Эти бесстрашные девушки во время Великой Отечественной войны наводили настоящий ужас на гитлеровцев: ночью незаметно, на самой низкой высоте подкрадывались к окопам на своих легких У-2 и безжалостно уничтожали вражеские позиции, громили укрепления, ровняли с землей ДОТы и ДЗОТы, убивали и калечили немецких солдат. Короче, сеяли повсюду смерть и разрушение. Этих девушек фашисты страшно боялись и даже прозвали «ночными ведьмами». И еще они доставляли нашим бойцам оружие, еду, боеприпасы, вывозили раненых, вели разведку и т. д. и т. п. Поэтому многие из этих отважных летчиц были награждены военными орденами и медалями, а двадцать три человека стали Героями Советского Союза…
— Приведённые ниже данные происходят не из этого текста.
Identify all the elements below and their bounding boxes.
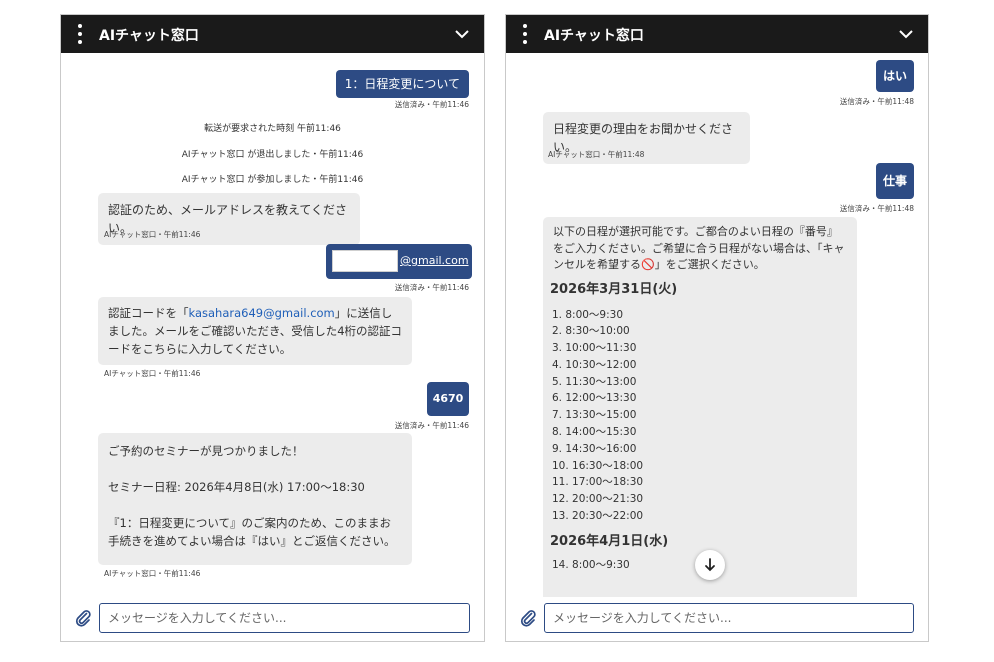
composer (61, 597, 484, 641)
slot-item: 7. 13:30〜15:00 (552, 409, 637, 422)
slot-item: 2. 8:30〜10:00 (552, 325, 630, 338)
message-meta: 送信済み・午前11:46 (394, 283, 469, 292)
arrow-down-icon (705, 558, 715, 572)
message-text: ご予約のセミナーが見つかりました！ (108, 444, 304, 458)
message-input[interactable] (99, 603, 470, 633)
incoming-message: 認証コードを「kasahara649@gmail.com」に送信しました。メール… (98, 297, 412, 365)
message-meta: 送信済み・午前11:46 (394, 100, 469, 109)
chat-header: AIチャット窓口 (506, 15, 928, 53)
message-input[interactable] (544, 603, 914, 633)
message-text: 以下の日程が選択可能です。ご都合のよい日程の『番号』をご入力ください。ご希望に合… (553, 225, 845, 271)
chat-title: AIチャット窓口 (99, 28, 199, 44)
slot-item: 6. 12:00〜13:30 (552, 392, 637, 405)
slot-item: 9. 14:30〜16:00 (552, 442, 637, 455)
scroll-to-bottom-button[interactable] (695, 550, 725, 580)
incoming-message: ご予約のセミナーが見つかりました！ セミナー日程: 2026年4月8日(水) 1… (98, 433, 412, 565)
slot-item: 13. 20:30〜22:00 (552, 510, 644, 523)
slot-item: 11. 17:00〜18:30 (552, 476, 644, 489)
paperclip-icon[interactable] (74, 609, 92, 627)
message-list[interactable]: はい 送信済み・午前11:48 日程変更の理由をお聞かせください。 AIチャット… (506, 53, 928, 597)
message-meta: 送信済み・午前11:48 (839, 97, 914, 106)
slot-list: 1. 8:00〜9:30 2. 8:30〜10:00 3. 10:00〜11:30 4… (550, 307, 850, 525)
slot-item: 12. 20:00〜21:30 (552, 493, 644, 506)
email-domain: @gmail.com (400, 254, 469, 267)
slot-item: 4. 10:30〜12:00 (552, 358, 637, 371)
kebab-menu-icon[interactable] (75, 24, 85, 44)
message-meta: AIチャット窓口・午前11:46 (104, 230, 201, 239)
chat-window-left: AIチャット窓口 1：日程変更について 送信済み・午前11:46 転送が要求され… (60, 14, 485, 642)
message-meta: AIチャット窓口・午前11:48 (548, 150, 645, 159)
kebab-menu-icon[interactable] (520, 24, 530, 44)
message-meta: 送信済み・午前11:48 (839, 204, 914, 213)
chat-title: AIチャット窓口 (544, 28, 644, 44)
email-link[interactable]: kasahara649@gmail.com (189, 306, 335, 320)
incoming-message: 以下の日程が選択可能です。ご都合のよい日程の『番号』をご入力ください。ご希望に合… (543, 217, 857, 597)
slot-item: 3. 10:00〜11:30 (552, 342, 637, 355)
message-meta: AIチャット窓口・午前11:46 (104, 569, 201, 578)
message-list[interactable]: 1：日程変更について 送信済み・午前11:46 転送が要求された時刻 午前11:… (61, 53, 484, 597)
slot-item: 5. 11:30〜13:00 (552, 375, 637, 388)
slot-item: 8. 14:00〜15:30 (552, 426, 637, 439)
chevron-down-icon[interactable] (454, 26, 470, 42)
message-meta: AIチャット窓口・午前11:46 (104, 369, 201, 378)
chevron-down-icon[interactable] (898, 26, 914, 42)
system-message: 転送が要求された時刻 午前11:46 (204, 124, 341, 134)
message-meta: 送信済み・午前11:46 (394, 421, 469, 430)
composer (506, 597, 928, 641)
message-text: セミナー日程: 2026年4月8日(水) 17:00〜18:30 (108, 480, 365, 494)
outgoing-message: 1：日程変更について (335, 70, 469, 98)
slot-item: 10. 16:30〜18:00 (552, 459, 644, 472)
message-text: 『1：日程変更について』のご案内のため、このままお手続きを進めてよい場合は『はい… (108, 516, 396, 548)
date-heading: 2026年3月31日(火) (550, 281, 678, 297)
system-message: AIチャット窓口 が退出しました・午前11:46 (181, 150, 364, 160)
system-message: AIチャット窓口 が参加しました・午前11:46 (181, 175, 364, 185)
chat-header: AIチャット窓口 (61, 15, 484, 53)
outgoing-message: はい (876, 60, 914, 92)
date-heading: 2026年4月1日(水) (550, 533, 669, 549)
outgoing-email-message: @gmail.com (326, 244, 472, 279)
chat-window-right: AIチャット窓口 はい 送信済み・午前11:48 日程変更の理由をお聞かせくださ… (505, 14, 929, 642)
paperclip-icon[interactable] (519, 609, 537, 627)
outgoing-message: 4670 (427, 382, 469, 416)
redacted-area (332, 250, 398, 272)
slot-item: 1. 8:00〜9:30 (552, 308, 624, 321)
message-text: 認証コードを「 (108, 306, 189, 320)
outgoing-message: 仕事 (876, 163, 914, 199)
Статья очень понравилась Вите Попову, он взял ее практически без редактирования. К тому же Паша принес из музея (разумеется, с разрешения директрисы школы) редкие, ценные фотографии, которые весьма украсили газетный материал. В результате под него отдали почти половину полосы — очень много для молодого, только начинающего писать журналиста. Да еще и не журналиста — простого внештатного корреспондента, внешкора. И еще сделали вынос на первую полосу — что вообще считалось очень большой удачей…
В начале декабря Паша приехал в редакцию «Комсомолки» за гонораром. Хотя за две статьи накапала и не такая уж большая сумма (всего-то четыре рубля с копейками), но все равно — очень приятно. Ведь его материалы — это не только признание его журналистских заслуг, таланта и умения писать, но и допуск к вступительным экзаменам в МГУ. А это самое важное.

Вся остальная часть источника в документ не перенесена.